Martin Luther Steam Engine

   

Martin Luther Steam Engine (1896)

Located just outside Swakopmund.

Transport until the end of 19th century inside German South West Africa, revolved around either walking, trekking, horseback or by ox wagon connecting supplies from Swakopmund 100km into the desert provided much hardship for man and beast.

Ox wagon treks took seven to eight days. Oxen went without food for this period and required up to three months to recuperate before they could be used again. It became an unacceptable turnaround. The Bay Road from Walvis to Swakopmund, not to mention interior tracks and trails, were littered with ox skeletons.

The plan to introduce steam locomotives to the country was approved, but there were insufficient landing facilities at Swakopmund. Walvis Bay was the only other alternative. Hostilities between the Germans and the Nama delayed moving the stream engine to Swakopmund by five months.
Almost every 500m the locomotive had to be dug out, as it was up to its axle in sand. The heavy trailer could only be winched 150m at a time because the locomotive couldn't pull itself. The sun was hot on the backs of the workers who were replaced frequently, mainly because of the arduous conditions, lack of clean drinking water and their apparent futility of the exercise. The steam locomotive used excessive amounts of water that had to be fetched from either Walvis Bay or Swakopmund. It took three months for the 30km journey.

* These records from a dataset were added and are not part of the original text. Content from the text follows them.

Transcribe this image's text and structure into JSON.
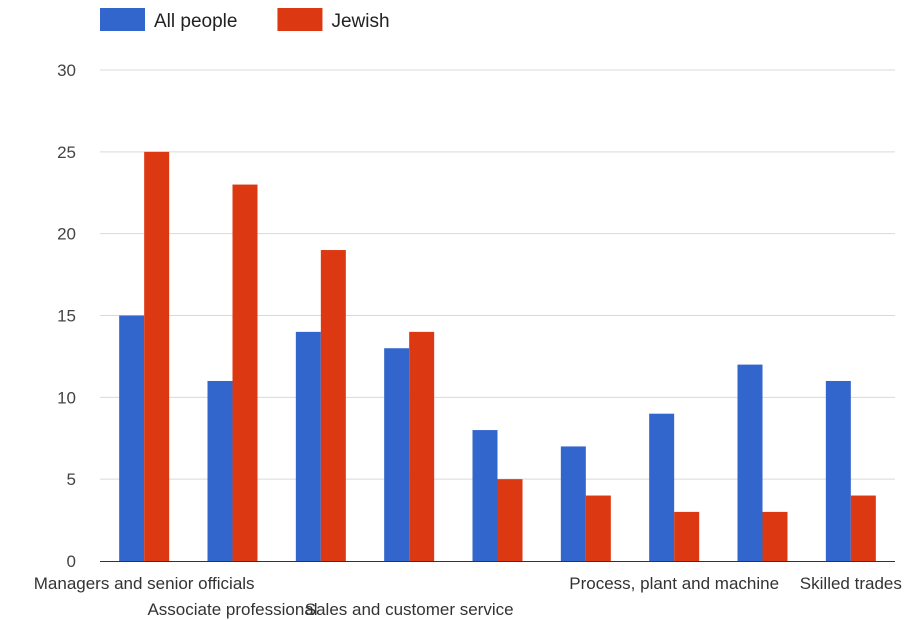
{
  "chart_data": {
    "type": "bar",
    "categories": [
      "Managers and senior officials",
      "Associate professional",
      "",
      "Sales and customer service",
      "",
      "",
      "Process, plant and machine",
      "",
      "Skilled trades"
    ],
    "series": [
      {
        "name": "All people",
        "color": "#3366cc",
        "values": [
          15,
          11,
          14,
          13,
          8,
          7,
          9,
          12,
          11
        ]
      },
      {
        "name": "Jewish",
        "color": "#dc3912",
        "values": [
          25,
          23,
          19,
          14,
          5,
          4,
          3,
          3,
          4
        ]
      }
    ],
    "title": "",
    "xlabel": "",
    "ylabel": "",
    "ylim": [
      0,
      30
    ],
    "yticks": [
      0,
      5,
      10,
      15,
      20,
      25,
      30
    ],
    "grid": true,
    "legend": "top-left"
  }
}
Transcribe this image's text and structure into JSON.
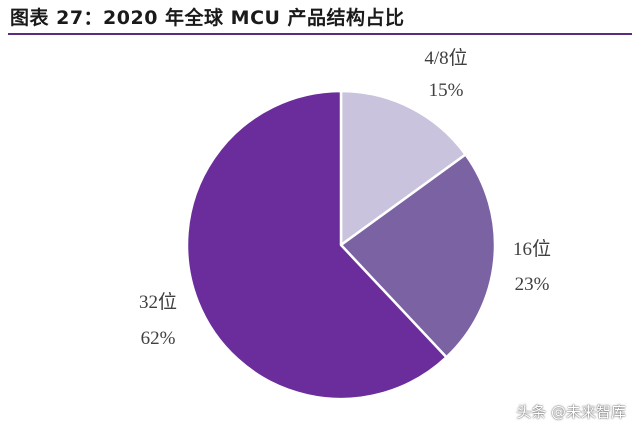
{
  "header": {
    "title": "图表 27：2020 年全球 MCU 产品结构占比"
  },
  "watermark": {
    "text": "头条 @未来智库"
  },
  "colors": {
    "rule": "#5a2d82"
  },
  "chart_data": {
    "type": "pie",
    "title": "图表 27：2020 年全球 MCU 产品结构占比",
    "start_angle": "12 o'clock",
    "direction": "clockwise",
    "legend": "none",
    "slices": [
      {
        "label": "4/8位",
        "value": 15,
        "value_label": "15%",
        "color": "#c9c3dd"
      },
      {
        "label": "16位",
        "value": 23,
        "value_label": "23%",
        "color": "#7b62a3"
      },
      {
        "label": "32位",
        "value": 62,
        "value_label": "62%",
        "color": "#6a2d9b"
      }
    ]
  }
}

A small number of lucrative trips were possible, between Swakopmund, Nonidas and Heigamkab, 12 and 14km away, totally vindicated the original idea. The shuttle service was alive and well until an unforeseen event took place. The ephemeral Swakop River flooded the flourishing settlements and the locomotive was abandoned where it stood. Before long, it rotted and decayed.

The 'Martin Luther' Steam Locomotive was derived from the words of the German religious reformer, Martin Luther (1483-1546).

'Here I stand, I have no options left. May God help me. Amen.'

It was for some time situated in the town of Arandis, (between Usakos and Swakopmund), to be restored, but has been replaced in almost the identical spot where it broke down. It is encased in a glass container to protect it from the elements and vandals.